Dalle allergie al cancro, sono 53 i pericoli potenziali per la salute dei cibi sintetici, prodotti in laboratorio, individuati nel primo rapporto Fao-Oms sul “cibo a base cellulare”, definizione considerata più chiara rispetto al termine “coltivato”, preferito dalle industrie produttrici, ma ritenuto essere fuorviante dalle due autorità mondiali: emerge dall’analisi Coldiretti sul Rapporto pubblicato dalla Fao e dall’Organizzazione Mondiale della Sanità, che ritiene anche discutibile usare per questi prodotti i termini “carne, pollo o pesce”.
Il documento di 134 pagine evidenzia la necessità di garantire la sicurezza alimentare, attraverso l’identificazione dei pericoli potenziali nella catena di produzione, per valutare ulteriormente i rischi associati, prima della diffusione commerciale su larga scala. I pericoli potenziali interessano le quattro fasi della produzione di cibo a base cellulare: la selezione delle cellule, la produzione, la raccolta e la trasformazione. In particolare, precisa la Coldiretti, i rischi - secondo gli esperti consultati da Fao e Oms - riguardano la trasmissione di malattie, le infezioni animali e la contaminazione microbica, oltre alla necessità di una particolare attenzione sull’uso di componenti come fattori della crescita e ormoni usati nei bioreattori e su come queste molecole attive possono interferire con il metabolismo o essere associate allo sviluppo di alcuni tipi di cancro. Inoltre, secondo il rapporto, gli ingredienti aggiunti per migliorare le caratteristiche del prodotto possono essere causa di reazioni allergiche.
Il processo prevede l’uso di una o più sostanze in grado di fornire alle cellule segnali appropriati per sostenere la vitalità, la replicazione e la differenziazione delle cellule, tra cui siero di origine animale, proteine e peptidi (generalmente ricombinanti), ormoni steroidei, acidi nucleici (ad esempio acido micro ribonucleico (Rna) o Mirna, Rna messaggero o Mrna) e piccole entità molecolari.
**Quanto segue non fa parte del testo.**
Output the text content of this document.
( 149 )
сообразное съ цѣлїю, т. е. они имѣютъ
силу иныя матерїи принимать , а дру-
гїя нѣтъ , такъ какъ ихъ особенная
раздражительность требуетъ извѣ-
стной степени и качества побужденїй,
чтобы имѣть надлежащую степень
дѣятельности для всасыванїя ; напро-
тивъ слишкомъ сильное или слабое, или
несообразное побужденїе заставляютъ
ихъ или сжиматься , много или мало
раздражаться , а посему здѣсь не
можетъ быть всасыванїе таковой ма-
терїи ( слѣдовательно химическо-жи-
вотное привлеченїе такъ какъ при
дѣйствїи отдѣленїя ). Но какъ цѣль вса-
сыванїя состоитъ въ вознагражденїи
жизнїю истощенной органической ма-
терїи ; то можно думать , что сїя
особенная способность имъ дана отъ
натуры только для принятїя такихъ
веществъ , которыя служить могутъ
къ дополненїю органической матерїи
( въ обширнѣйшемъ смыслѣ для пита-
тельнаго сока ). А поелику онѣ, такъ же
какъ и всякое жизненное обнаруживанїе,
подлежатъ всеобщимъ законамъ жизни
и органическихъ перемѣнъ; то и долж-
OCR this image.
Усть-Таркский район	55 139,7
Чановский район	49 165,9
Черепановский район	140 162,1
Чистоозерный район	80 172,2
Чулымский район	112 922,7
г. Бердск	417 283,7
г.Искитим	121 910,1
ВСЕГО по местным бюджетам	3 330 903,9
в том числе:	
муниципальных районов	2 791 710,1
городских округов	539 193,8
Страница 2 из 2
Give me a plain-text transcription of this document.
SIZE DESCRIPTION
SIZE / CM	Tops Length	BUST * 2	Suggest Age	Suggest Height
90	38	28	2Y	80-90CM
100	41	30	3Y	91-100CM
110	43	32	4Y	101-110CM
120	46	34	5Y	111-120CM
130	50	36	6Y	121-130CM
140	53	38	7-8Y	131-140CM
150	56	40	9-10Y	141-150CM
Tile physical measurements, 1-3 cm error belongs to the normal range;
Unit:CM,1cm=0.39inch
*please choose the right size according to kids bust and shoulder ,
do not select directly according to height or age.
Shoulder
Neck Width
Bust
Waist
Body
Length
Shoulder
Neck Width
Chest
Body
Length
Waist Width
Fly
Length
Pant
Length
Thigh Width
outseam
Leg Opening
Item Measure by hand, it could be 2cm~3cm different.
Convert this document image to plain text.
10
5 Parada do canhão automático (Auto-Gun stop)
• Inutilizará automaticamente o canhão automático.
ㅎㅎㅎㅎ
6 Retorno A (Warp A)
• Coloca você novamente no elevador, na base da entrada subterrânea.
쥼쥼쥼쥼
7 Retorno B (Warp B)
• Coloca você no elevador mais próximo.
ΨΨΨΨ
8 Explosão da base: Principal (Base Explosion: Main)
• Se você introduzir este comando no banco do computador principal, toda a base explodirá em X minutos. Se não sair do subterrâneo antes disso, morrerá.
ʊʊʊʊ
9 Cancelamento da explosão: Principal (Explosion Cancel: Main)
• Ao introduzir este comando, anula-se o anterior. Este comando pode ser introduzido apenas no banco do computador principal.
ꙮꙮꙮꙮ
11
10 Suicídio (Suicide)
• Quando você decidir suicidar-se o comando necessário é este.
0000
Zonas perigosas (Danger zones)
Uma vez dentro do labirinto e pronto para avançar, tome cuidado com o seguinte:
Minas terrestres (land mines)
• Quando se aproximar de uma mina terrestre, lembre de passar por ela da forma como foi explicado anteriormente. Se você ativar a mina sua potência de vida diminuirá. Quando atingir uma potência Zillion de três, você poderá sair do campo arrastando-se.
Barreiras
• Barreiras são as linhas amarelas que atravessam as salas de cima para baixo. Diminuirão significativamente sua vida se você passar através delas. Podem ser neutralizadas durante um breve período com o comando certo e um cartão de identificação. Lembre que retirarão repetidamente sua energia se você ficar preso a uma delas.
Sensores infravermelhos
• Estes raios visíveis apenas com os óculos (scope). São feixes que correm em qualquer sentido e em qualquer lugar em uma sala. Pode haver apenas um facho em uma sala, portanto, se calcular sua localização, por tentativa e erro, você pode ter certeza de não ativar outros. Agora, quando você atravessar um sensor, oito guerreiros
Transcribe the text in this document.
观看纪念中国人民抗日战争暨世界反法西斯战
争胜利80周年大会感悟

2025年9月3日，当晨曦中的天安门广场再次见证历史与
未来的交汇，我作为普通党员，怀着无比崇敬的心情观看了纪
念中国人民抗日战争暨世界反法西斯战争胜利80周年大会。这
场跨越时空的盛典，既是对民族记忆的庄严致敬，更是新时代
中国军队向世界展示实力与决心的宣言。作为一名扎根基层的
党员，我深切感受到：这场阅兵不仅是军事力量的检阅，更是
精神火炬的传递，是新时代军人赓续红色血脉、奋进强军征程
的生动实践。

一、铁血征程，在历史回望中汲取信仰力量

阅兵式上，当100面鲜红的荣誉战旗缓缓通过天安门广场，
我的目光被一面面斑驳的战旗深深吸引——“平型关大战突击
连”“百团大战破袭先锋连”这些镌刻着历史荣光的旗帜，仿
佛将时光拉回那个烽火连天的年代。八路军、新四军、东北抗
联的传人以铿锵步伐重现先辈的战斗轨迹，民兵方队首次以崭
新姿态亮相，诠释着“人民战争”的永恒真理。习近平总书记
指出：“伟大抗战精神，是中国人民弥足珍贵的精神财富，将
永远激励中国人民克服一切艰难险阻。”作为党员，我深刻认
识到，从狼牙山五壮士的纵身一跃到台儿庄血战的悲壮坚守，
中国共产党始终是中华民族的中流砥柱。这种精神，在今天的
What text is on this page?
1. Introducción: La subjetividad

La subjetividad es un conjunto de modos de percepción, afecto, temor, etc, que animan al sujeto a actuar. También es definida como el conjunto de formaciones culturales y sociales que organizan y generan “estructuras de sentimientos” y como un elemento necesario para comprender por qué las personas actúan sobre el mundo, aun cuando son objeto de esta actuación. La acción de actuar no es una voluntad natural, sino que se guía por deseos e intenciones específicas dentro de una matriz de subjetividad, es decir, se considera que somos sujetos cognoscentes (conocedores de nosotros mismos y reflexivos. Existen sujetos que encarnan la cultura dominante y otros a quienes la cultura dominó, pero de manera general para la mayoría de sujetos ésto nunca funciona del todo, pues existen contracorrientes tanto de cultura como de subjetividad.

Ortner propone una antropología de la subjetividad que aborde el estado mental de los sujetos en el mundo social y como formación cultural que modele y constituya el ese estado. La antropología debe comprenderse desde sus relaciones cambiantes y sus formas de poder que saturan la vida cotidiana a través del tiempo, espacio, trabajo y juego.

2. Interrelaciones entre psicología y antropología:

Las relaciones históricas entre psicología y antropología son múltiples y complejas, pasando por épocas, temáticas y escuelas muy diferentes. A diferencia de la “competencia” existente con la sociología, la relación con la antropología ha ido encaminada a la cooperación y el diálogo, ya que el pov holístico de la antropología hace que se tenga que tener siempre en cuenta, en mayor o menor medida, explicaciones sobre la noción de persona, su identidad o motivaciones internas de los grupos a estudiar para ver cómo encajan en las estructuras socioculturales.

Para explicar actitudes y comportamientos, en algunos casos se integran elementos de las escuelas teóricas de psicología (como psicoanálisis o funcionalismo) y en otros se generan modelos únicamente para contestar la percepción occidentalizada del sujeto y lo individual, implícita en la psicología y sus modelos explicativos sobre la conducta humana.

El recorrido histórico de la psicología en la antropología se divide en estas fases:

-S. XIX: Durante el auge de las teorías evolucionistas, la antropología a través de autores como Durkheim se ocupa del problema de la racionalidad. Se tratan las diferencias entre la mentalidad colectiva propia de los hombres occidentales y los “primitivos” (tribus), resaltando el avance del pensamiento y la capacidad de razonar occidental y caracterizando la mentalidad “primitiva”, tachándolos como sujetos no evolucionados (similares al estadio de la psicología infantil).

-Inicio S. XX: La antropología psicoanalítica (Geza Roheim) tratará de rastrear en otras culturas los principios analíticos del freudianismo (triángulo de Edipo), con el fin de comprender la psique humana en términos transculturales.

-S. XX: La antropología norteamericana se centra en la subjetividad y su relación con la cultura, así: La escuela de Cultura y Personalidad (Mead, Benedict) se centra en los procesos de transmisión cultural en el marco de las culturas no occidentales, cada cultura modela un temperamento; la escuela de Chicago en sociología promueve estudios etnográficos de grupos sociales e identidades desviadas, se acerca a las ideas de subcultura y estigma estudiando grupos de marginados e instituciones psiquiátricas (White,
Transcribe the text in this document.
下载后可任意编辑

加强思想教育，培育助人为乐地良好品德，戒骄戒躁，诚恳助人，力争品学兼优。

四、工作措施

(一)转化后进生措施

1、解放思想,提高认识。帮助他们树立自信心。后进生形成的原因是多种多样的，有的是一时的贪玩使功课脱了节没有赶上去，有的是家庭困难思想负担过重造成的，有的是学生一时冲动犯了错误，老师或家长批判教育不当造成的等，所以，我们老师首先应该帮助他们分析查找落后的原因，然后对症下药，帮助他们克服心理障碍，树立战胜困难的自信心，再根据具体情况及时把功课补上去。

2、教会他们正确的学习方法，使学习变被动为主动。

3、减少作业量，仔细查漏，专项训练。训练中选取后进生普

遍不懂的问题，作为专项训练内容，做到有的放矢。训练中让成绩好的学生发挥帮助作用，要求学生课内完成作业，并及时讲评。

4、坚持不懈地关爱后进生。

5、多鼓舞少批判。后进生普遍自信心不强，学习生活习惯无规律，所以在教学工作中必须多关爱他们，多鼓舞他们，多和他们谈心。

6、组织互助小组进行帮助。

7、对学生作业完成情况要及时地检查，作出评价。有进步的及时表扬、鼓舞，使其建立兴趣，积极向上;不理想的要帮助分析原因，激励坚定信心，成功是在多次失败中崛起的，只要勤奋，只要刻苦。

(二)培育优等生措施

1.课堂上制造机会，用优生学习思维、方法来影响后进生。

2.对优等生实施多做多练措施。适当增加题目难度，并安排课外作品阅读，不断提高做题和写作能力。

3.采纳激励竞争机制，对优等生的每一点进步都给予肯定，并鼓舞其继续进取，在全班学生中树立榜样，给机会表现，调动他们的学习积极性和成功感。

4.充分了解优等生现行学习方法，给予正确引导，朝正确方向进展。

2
Un potenziale problema di sicurezza alimentare, secondo il rapporto, potrebbe verificarsi se una o più sostanze fossero presenti nel prodotto finale a livelli sufficienti a causare un effetto negativo sulla salute del consumatore, in relazione alla loro modalità d’azione, poiché in genere queste sostanze non sono state utilizzate finora nella produzione alimentare convenzionale e potrebbe essere dunque necessario generare dati a sostegno di una particolare valutazione della sicurezza.
Il documento evidenzia infine altri aspetti da approfondire, come le questioni etiche, le considerazioni ambientali, la preferenza/accettazione dei consumatori, gli aspetti nutrizionali, i costi di produzione, i prezzi dei prodotti finali e i requisiti normativi come i meccanismi di approvazione e le regole di etichettatura. Si tratta infatti di processi produttivi molto più simili a quelli dei farmaci ed in questo ambito devono essere valutati.
Il paper della Fao e dell’Oms fa chiarezza sull’uso improprio del termine “carne coltivata” con il rischio oggettivo che i cittadini cadano in un inganno, poiché in realtà quella ottenuta in laboratorio, sostiene la Coldiretti, non è carne e non è coltivata.
Secondo l’Enciclopedia Treccani per carne si intende “la parte muscolare del corpo dell’animale” e di conseguenza senza animale non c’è carne, mentre il significato di coltivare è “curare un terreno, una pianta con il lavoro, la concimazione e gli altri mezzi opportuna renderli capaci di far frutto”. Ma va anche evidenziato il richiamo implicito al principio di precauzione per una nuova tecnica con enormi rischi potenziali di fronte ad una ricerca monopolizzata da pochi gruppi e grandi finanziatori. Secondo la Fao e l’Oms, infatti “attualmente esiste una quantità limitata di informazioni e di dati sugli aspetti della sicurezza alimentare degli alimenti a base di cellule per aiutare i regolatori a prendere decisioni informate”.
Il documento Fao-Oms è stato pubblicato dopo la presentazione in Italia del disegno di legge che vieta la produzione, la commercializzazione e l’uso di cibo artificiale, che dovrà ora essere discusso e poi approvato dal Parlamento, con la raccolta da parte della Coldiretti di 500.000 firme di cittadini, oltre 2.000 Comuni che hanno deliberato spesso all’unanimità, tutte le regioni di ogni colore politico e di esponenti di ogni schieramento che hanno sostenuto la proposta in modo bipartisan. Una mobilitazione che, conclude la Coldiretti, ha il merito di aver acceso i riflettori su un business in mano a pochi ricchi e influenti nel mondo e fino ad ora tenuto nascosto, ma che può cambiare la vita delle persone e l’ambiente che ci circonda, con la positiva apertura di una discussione nel Paese e in Parlamento.